South Korea recently introduced new digital currency trading regulation, which sent bitcoin’s price plummeting. The UK, US, Germany and France have hinted that they could take a similar stance.
However, the World Gold Council said it believed cryptocurrencies still “may become an established part of the financial system”.
“The sources of demand for gold are very different from cryptocurrencies. Gold has a 7,000-year history as an asset and a long-standing role as money. It is owned by central banks, as well as institutional and retail investors,” the organisation’s report continued.
“Yet, it also has a large and diverse attraction as jewellery, which remains the largest source of demand – typically representing between 50% and 60% of annual demand over the past 20 years … also, gold is a tangible good, with real technical applications – gold is even used in the computer chips that ‘mine’ bitcoin.
“In contrast, bitcoin and other cryptocurrencies are designed to be used as tokens in electronic payment systems. These may have potentially useful characteristics. For now, however, the opportunities to spend bitcoin are rather limited, and genuine transactions are quickly converted into fiat currencies due to bitcoin’s price volatility.”
Stripe recently announced it was ending support for payments made in bitcoin. The company had hoped the cryptocurrency would become “a universal, decentralized substrate for online transactions”, but said it was now “better-suited to being an asset than being a means of exchange”, and that “there are fewer and fewer cases for which accepting or paying with bitcoin makes sense” because its value fluctuates so much.
“Another factor to consider is competition within cryptocurrencies themselves,” the report added. “There are currently over 1,400 cryptocurrencies available and, while bitcoin is the largest by far, new technology could have devastating effects on the value and supply of any of the cryptocurrencies, including bitcoin.”
It is little surprise that the World Gold Council feels this way, but the outlook has gained support from financial experts.
“Those looking for similarities between bitcoin and gold can of course find them. The main difference between the two however lies in the volatility,” Carlo Alberto De Casa, chief analyst at online broker ActivTrades, told The Independent.

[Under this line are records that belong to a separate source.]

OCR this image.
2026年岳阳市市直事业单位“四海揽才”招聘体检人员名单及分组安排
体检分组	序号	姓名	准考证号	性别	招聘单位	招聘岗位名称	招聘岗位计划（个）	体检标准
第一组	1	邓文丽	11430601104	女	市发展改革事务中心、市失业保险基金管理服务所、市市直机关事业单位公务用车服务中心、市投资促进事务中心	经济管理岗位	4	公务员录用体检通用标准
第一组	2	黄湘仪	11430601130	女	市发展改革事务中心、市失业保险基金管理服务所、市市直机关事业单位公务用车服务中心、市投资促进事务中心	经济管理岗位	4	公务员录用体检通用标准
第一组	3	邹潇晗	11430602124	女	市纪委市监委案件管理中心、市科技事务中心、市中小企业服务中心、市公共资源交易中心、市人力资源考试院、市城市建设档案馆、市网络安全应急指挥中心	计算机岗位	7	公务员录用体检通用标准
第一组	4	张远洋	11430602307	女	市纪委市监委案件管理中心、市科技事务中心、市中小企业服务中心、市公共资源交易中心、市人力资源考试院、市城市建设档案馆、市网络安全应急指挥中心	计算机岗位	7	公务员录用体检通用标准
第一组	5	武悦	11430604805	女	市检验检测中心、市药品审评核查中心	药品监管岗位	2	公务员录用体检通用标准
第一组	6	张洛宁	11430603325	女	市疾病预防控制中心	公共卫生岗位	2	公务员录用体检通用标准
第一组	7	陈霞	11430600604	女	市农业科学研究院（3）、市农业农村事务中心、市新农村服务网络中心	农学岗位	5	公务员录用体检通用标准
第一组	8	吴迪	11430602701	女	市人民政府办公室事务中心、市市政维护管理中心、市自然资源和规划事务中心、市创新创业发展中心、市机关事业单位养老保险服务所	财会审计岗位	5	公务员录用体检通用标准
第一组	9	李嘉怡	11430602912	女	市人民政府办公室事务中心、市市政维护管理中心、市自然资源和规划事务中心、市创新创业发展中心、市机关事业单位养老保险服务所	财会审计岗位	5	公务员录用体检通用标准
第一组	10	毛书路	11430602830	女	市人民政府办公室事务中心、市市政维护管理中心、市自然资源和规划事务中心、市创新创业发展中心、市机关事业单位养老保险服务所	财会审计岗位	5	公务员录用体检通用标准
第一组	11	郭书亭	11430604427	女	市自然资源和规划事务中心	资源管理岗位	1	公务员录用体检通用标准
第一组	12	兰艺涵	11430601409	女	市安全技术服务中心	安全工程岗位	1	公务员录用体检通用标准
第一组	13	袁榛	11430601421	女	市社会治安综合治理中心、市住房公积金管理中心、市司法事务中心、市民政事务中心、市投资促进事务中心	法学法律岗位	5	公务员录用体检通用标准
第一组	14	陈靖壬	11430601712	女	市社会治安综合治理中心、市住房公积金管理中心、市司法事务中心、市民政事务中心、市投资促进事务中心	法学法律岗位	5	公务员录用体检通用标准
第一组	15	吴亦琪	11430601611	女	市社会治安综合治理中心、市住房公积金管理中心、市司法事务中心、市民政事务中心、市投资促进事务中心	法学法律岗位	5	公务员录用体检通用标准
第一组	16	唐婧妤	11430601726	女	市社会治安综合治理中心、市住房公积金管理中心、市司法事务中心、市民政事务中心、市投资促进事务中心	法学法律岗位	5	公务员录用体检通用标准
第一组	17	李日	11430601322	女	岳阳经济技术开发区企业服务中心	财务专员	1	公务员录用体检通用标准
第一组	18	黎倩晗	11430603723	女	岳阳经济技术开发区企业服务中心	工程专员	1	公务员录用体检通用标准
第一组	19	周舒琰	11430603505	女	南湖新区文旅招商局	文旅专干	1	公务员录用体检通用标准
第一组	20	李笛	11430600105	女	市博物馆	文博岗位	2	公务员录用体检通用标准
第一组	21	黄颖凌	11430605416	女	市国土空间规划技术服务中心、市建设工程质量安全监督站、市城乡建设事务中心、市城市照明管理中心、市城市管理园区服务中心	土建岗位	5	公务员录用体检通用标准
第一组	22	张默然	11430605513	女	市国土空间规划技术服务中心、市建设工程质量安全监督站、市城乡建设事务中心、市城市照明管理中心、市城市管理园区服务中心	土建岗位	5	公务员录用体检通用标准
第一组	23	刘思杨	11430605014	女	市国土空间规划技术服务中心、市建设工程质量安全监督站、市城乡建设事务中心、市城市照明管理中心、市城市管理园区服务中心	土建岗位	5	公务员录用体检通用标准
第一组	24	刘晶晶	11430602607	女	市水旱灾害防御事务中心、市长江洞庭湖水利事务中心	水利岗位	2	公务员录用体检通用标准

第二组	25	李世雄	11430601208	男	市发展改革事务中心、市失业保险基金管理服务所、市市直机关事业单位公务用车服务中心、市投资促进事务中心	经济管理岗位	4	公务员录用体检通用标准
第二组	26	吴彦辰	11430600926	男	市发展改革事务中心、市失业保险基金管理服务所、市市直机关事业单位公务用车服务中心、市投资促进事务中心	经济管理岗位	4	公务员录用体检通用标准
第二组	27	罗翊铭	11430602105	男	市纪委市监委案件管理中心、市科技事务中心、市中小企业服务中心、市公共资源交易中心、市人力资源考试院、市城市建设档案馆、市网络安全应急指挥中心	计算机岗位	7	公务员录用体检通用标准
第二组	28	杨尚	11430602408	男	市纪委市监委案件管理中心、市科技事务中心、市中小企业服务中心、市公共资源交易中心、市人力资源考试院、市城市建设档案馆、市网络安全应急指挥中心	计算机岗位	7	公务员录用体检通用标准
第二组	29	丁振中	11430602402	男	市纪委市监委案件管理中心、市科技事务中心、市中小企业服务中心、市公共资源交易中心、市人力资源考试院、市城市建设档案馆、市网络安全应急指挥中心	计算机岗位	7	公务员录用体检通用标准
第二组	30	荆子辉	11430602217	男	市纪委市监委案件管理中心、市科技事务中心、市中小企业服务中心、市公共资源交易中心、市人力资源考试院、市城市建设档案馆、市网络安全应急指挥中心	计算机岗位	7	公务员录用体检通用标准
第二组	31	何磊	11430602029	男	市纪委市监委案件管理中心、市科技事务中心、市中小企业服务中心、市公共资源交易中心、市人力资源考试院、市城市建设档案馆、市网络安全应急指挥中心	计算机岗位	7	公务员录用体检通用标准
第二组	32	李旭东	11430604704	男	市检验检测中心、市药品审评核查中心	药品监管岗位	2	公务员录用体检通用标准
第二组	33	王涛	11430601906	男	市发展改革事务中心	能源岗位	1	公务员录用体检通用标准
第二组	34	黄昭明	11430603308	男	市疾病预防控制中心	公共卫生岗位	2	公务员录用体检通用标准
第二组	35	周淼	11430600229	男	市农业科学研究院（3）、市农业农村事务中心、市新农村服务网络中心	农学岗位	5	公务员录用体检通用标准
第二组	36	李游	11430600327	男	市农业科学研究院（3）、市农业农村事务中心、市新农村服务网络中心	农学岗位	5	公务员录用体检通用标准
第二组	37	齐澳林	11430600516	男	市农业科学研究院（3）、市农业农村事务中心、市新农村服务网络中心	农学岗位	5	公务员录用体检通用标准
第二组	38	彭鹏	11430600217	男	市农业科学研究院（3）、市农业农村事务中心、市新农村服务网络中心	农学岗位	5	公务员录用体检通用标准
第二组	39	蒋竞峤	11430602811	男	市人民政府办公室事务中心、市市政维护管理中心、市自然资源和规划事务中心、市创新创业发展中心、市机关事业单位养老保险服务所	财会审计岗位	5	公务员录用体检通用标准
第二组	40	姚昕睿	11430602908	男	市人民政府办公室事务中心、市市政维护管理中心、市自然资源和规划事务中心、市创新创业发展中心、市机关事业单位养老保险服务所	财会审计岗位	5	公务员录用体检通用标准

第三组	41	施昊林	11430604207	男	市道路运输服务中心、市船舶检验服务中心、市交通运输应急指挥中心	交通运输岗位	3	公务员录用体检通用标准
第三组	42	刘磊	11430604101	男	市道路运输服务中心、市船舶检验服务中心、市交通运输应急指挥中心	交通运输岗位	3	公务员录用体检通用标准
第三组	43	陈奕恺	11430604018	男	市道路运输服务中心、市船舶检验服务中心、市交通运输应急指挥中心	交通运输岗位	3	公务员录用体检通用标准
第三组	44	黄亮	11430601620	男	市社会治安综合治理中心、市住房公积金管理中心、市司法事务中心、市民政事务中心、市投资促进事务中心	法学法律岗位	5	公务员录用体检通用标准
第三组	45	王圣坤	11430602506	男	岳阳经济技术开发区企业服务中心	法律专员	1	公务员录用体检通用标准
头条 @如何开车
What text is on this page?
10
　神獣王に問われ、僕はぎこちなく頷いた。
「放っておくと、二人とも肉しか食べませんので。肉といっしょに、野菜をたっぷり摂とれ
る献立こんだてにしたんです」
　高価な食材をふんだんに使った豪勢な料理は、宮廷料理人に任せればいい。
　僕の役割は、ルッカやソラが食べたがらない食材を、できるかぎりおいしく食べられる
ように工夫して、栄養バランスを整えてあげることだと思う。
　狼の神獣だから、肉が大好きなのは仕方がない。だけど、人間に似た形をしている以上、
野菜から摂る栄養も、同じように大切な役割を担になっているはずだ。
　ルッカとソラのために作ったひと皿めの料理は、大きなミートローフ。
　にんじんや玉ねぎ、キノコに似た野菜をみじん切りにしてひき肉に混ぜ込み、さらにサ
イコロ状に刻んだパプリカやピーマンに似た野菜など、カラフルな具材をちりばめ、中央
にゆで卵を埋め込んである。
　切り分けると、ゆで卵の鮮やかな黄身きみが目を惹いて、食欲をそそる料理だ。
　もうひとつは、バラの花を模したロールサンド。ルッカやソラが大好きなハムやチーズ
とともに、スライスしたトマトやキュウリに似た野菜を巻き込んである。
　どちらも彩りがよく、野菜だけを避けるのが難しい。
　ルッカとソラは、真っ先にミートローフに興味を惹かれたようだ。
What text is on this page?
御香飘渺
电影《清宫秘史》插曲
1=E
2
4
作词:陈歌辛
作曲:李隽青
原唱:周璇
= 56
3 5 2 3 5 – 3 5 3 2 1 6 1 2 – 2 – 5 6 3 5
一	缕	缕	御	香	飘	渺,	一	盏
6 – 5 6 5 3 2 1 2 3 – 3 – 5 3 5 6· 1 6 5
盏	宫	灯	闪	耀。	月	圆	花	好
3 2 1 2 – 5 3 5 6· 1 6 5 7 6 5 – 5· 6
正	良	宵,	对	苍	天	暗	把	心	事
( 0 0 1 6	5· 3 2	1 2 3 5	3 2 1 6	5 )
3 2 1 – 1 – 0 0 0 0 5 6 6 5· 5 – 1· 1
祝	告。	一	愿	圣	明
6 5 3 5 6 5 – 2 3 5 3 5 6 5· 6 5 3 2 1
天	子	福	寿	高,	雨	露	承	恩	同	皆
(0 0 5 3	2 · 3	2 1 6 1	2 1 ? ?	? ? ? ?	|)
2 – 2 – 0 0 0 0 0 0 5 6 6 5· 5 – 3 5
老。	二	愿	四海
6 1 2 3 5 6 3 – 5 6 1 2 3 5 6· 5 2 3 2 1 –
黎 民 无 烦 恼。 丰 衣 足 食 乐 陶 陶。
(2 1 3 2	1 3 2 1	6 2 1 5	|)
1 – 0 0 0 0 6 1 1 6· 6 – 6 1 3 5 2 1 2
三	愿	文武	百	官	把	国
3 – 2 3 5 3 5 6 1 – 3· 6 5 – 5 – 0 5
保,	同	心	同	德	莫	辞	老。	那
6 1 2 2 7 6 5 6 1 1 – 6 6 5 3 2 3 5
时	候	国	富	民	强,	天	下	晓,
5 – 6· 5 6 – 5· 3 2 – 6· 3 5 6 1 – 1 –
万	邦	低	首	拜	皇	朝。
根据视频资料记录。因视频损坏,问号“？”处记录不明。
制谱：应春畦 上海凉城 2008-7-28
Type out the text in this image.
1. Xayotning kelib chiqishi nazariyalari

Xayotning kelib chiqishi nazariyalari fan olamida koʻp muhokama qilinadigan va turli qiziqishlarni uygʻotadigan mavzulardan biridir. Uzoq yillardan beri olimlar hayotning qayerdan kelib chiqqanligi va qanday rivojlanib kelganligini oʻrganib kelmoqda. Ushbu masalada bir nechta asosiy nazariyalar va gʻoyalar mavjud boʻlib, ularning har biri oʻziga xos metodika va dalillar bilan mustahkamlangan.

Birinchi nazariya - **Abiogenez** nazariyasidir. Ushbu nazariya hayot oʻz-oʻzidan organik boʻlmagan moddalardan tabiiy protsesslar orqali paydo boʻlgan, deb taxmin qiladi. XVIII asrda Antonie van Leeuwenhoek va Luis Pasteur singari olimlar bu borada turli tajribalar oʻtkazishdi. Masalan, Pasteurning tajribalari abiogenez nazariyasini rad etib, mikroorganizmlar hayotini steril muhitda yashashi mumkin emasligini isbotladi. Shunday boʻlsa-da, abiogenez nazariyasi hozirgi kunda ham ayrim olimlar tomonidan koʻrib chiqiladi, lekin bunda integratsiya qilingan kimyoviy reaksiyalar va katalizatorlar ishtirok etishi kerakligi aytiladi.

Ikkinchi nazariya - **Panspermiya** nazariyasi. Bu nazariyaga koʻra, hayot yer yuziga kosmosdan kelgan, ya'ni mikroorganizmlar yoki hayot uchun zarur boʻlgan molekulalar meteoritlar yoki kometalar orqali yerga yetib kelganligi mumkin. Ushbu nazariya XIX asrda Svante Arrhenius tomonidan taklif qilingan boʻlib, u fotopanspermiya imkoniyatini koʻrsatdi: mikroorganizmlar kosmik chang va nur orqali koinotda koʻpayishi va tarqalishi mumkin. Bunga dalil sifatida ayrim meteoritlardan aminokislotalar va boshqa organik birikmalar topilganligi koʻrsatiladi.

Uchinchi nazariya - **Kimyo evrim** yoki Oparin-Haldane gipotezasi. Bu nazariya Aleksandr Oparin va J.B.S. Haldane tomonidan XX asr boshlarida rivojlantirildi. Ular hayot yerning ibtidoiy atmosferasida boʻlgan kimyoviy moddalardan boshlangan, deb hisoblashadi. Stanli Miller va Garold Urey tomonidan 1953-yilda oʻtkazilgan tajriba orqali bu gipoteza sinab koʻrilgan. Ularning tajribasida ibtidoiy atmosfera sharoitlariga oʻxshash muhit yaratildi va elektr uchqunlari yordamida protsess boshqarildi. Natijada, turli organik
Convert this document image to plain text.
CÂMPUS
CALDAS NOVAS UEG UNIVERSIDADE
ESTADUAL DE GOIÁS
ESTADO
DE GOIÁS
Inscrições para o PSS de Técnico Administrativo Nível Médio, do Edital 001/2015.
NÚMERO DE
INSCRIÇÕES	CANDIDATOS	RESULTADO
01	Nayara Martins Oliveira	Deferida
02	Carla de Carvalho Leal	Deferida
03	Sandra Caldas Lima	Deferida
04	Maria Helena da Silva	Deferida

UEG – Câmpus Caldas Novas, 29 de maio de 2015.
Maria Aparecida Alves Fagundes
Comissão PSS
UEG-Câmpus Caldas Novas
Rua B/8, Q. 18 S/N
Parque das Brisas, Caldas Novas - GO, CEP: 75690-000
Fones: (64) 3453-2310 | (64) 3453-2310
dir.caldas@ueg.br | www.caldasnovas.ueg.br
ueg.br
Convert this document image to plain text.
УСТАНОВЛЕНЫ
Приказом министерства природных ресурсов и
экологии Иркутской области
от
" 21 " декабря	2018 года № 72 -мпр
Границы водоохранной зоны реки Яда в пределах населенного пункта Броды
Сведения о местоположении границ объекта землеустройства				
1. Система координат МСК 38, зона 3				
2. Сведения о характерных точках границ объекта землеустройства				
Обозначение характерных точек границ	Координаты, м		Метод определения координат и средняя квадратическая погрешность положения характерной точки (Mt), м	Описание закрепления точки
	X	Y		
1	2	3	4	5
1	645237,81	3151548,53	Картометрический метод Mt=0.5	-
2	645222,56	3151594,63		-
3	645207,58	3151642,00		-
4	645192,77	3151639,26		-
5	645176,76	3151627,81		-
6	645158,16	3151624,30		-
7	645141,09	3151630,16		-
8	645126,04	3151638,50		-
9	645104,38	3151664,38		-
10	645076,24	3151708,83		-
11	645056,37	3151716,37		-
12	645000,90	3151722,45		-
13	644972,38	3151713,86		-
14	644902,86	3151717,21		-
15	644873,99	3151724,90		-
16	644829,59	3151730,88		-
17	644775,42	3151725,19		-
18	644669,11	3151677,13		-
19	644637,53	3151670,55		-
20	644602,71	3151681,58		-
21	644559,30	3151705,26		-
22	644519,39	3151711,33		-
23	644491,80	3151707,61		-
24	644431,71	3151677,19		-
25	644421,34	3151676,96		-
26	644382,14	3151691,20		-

“Gold is often seen as the most popular of the commodities because it is a safe haven, more practically it is revered for its hedging properties. Its inelastic supply is just one reason it remains resilient to external market shocks.
“Bitcoin behaves nothing like this. After an astonishing 2017, bitcoin has sharply fallen in the last six weeks, losing 50 per cent of its value from its peak.”
However, Nikolay Storonsky, the CEO of digital banking firm Revolut, sees a lot more promise in digital currencies.
“Cryptocurrencies’ volatility is partly driven by the huge demand, regulatory uncertainty and the influx of new funds flowing into the market – users want and are craving alternative investment opportunities,” he said.
“Globally, regulators are beginning to take action due to the huge growth and consumer demand. Many governments have, or are, rolling out regulatory frameworks – check out Gibraltar’s new regulation and DLT framework as a recent example – and others are actively seeking partnerships, advice and trailing new approaches.”